Testing

Automated tests

117 tests across three layers. All pass on a Max plan workstation.

npm test                           # unit + integration (~7s)
RUN_LIVE_TESTS=1 npm run test:e2e  # live CLI + OpenClaw e2e (~30s)
RUN_LIVE_TESTS=1 npm test          # everything (~37s)

Layer	What it covers
Unit	scrubPrompt, unscrubResponse, buildUsage, buildMsg, resolveSessionKey, resolveAgentId, deriveTurnSessionKey, MCP config/bootstrap, model catalog, healthcheck
Integration	Mock CLI NDJSON scenarios, timeout, stderr capture, MCP agent identity, system prompt resume, concurrency, stale-resume recovery, workspaceDir routing, prompt extraction
E2E: OpenClaw	Plugin registration, provider exposure, agent smoke test
E2E: live CLI	Real Claude CLI response, scrubbed prompt acceptance
E2E: stream live	createClaudeCliStreamFn with real CLI + Max plan OAuth, session resume

Integration test breakdown

Test	What it validates
simple, streaming, assistant	Basic NDJSON event parsing and stream lifecycle
malformed	Malformed NDJSON lines skipped without crash
scrub, scrub-streaming	Detection token unscrubbing in result and delta paths
double-unscrub guard	endStream doesn’t re-unscrub already-processed streaming text
empty	Empty CLI output produces “(no response)” fallback
hang + timeout	Request timeout kills hung process, emits error (3s test)
stderr capture	CLI stderr included in error events for diagnostics
4 concurrency tests	Parallel streams, session map integrity, same-key safety, no cross-contamination
MCP agent identity (3 tests)	`OPENCLAW_MCP_AGENT_ID` propagation, throws (not silent fallback) when agentId is unresolved
Stale –resume recovery	Error event surfaces real claude error text; bogus session_id from error is not persisted; cached id is dropped on resume failure
Auth-error surfacing	When `errors[]` is empty, the user-visible error uses `data.result` text and `api_error_status` (HTTP code)
workspaceDir migration	Claude is spawned with `cwd = ctx.workspaceDir`; sessions persist under `<workspaceDir>/.glueclaw/sessions.json`
Prompt extraction (Telegram)	Trailing `Conversation info (untrusted metadata):` user-role messages are skipped so the actual user text wins

What the tests prove

Auth path validated: createClaudeCliStreamFn deletes ANTHROPIC_API_KEY, forcing Max plan OAuth.
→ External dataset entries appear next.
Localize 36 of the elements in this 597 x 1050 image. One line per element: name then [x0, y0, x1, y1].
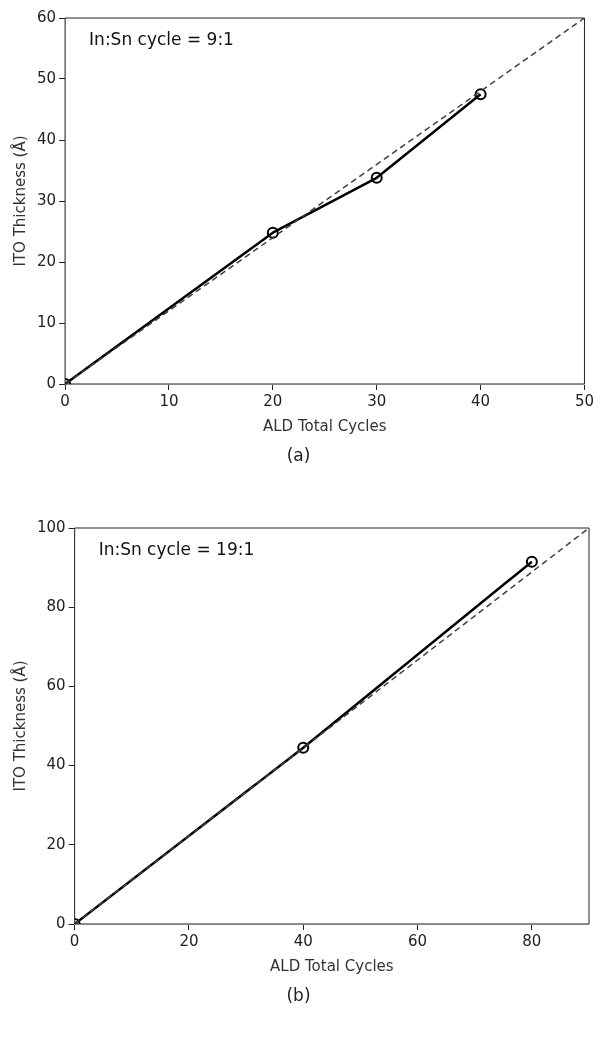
x-tick-label: 20 [179, 931, 199, 950]
y-tick-label: 40 [46, 755, 66, 774]
x-tick-label: 80 [522, 931, 542, 950]
x-tick-label: 20 [263, 391, 283, 410]
y-axis-title: ITO Thickness (Å) [9, 660, 29, 792]
x-tick-label: 10 [159, 391, 179, 410]
text: (b) [285, 984, 312, 1007]
y-tick-label: 0 [56, 913, 66, 932]
y-tick-label: 50 [36, 68, 57, 87]
x-tick-label: 50 [574, 391, 594, 410]
annotation: In:Sn cycle = 9:1 [89, 28, 234, 49]
y-tick-label: 80 [46, 597, 66, 616]
point [370, 171, 383, 184]
y-tick-label: 60 [46, 676, 66, 695]
x-tick-label: 60 [408, 931, 428, 950]
annotation: In:Sn cycle = 19:1 [98, 538, 255, 559]
y-tick-label: 40 [36, 129, 57, 148]
point [525, 555, 538, 568]
x-axis-title: ALD Total Cycles [263, 416, 387, 435]
text: (a) [285, 444, 312, 467]
x-tick-label: 30 [367, 391, 387, 410]
x-tick-label: 40 [293, 931, 313, 950]
y-tick-label: 100 [36, 517, 66, 536]
point [266, 226, 279, 239]
y-tick-label: 10 [36, 312, 57, 331]
y-axis-title: ITO Thickness (Å) [9, 135, 29, 267]
y-tick-label: 20 [46, 834, 66, 853]
point [297, 741, 310, 754]
x-tick-label: 0 [69, 931, 80, 950]
point [474, 88, 487, 101]
y-tick-label: 60 [36, 7, 57, 26]
x-tick-label: 40 [471, 391, 491, 410]
y-tick-label: 0 [46, 373, 57, 392]
x-axis-title: ALD Total Cycles [270, 956, 394, 975]
y-tick-label: 20 [36, 251, 57, 270]
y-tick-label: 30 [36, 190, 57, 209]
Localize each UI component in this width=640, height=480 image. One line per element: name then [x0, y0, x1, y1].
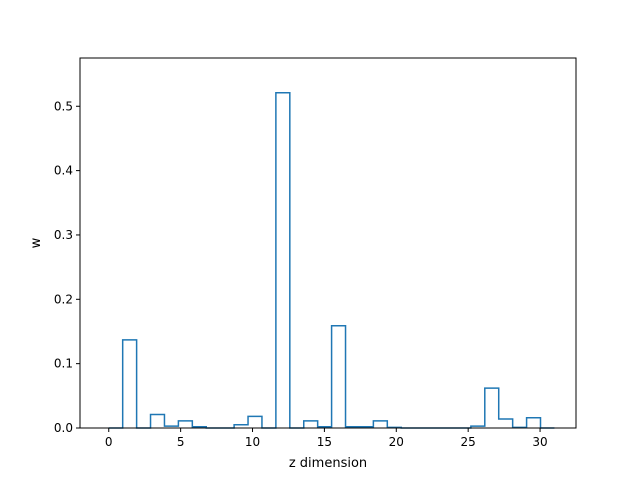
- x-tick-label: 25: [461, 435, 476, 449]
- plot-frame: [79, 57, 577, 429]
- y-tick-label: 0.4: [54, 164, 73, 178]
- y-tick-label: 0.2: [54, 292, 73, 306]
- y-tick-label: 0.5: [54, 99, 73, 113]
- x-tick-label: 20: [389, 435, 404, 449]
- x-tick-label: 10: [245, 435, 260, 449]
- y-axis-label: w: [29, 237, 44, 248]
- x-tick-label: 0: [105, 435, 113, 449]
- x-axis-label: z dimension: [289, 456, 367, 471]
- y-tick-label: 0.1: [54, 357, 73, 371]
- x-tick-label: 5: [177, 435, 185, 449]
- x-tick-label: 15: [317, 435, 332, 449]
- histogram-series-0: [108, 92, 555, 429]
- y-tick-label: 0.3: [54, 228, 73, 242]
- x-tick-label: 30: [532, 435, 547, 449]
- y-tick-label: 0.0: [54, 421, 73, 435]
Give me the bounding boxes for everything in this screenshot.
Tested end-to-end on a real Max plan workstation.
Session resume works: Two sequential calls with the same session key, second call retrieves context from first via --resume.
Stale-resume recovers automatically: When claude rejects a cached session id (e.g. project storage cleared), the next turn surfaces the real error and clears the cache; the turn after that succeeds against a fresh session. No silent (no response) masking.
Per-agent isolation: With ctx.workspaceDir, each agent’s claude project is anchored at a distinct cwd hash and its session-id cache lives at <workspaceDir>/.glueclaw/sessions.json. Cross-agent bleed is structurally impossible.
Channel inbound stays readable: Telegram-style Conversation info (untrusted metadata): wraps are filtered out of prompt extraction; the user’s actual text wins. Session-key derivation (which needs chat_id) keeps a separate filter that only skips Sender … blocks.
Concurrency safe: 3 parallel streams complete independently. Session file is valid JSON after concurrent writes. Same session key doesn’t crash under concurrent access.
Crash resilient: Hung CLI killed after timeout. SIGKILL fallback if SIGTERM ignored. Atomic session writes prevent corruption.

Manual procedures

Smoke test

export GLUECLAW_KEY=local
openclaw agent --agent main --message "say pong" 2>&1 | tail -n 1
# Expected: pong

Multi-turn memory

In openclaw tui:

“remember the word: mango” — expect acknowledgment
“what word did I ask you to remember?” — expect “mango”

Detection check

# Scrubbed prompt — should pass
openclaw agent --agent main --message "say hi" 2>&1 | tail -n 1

# Raw OpenClaw trigger — should fail with 400
claude --append-system-prompt \
  "You are a personal assistant running inside OpenClaw." \
  -p "say hi" 2>&1

MCP bridge

In openclaw tui, ask “what MCP tools do you have access to from openclaw?” — expect a list including message, sessions_list, memory_search, web_search.

Multi-agent isolation

See the multi-agent guide for the full three-round bleed test. Short version: store a unique secret per agent, ask each to recall, ask each to self-identify via agents_list. Each agent must return its own secret and its own id — pre-#36 builds had every non-main agent reporting as main.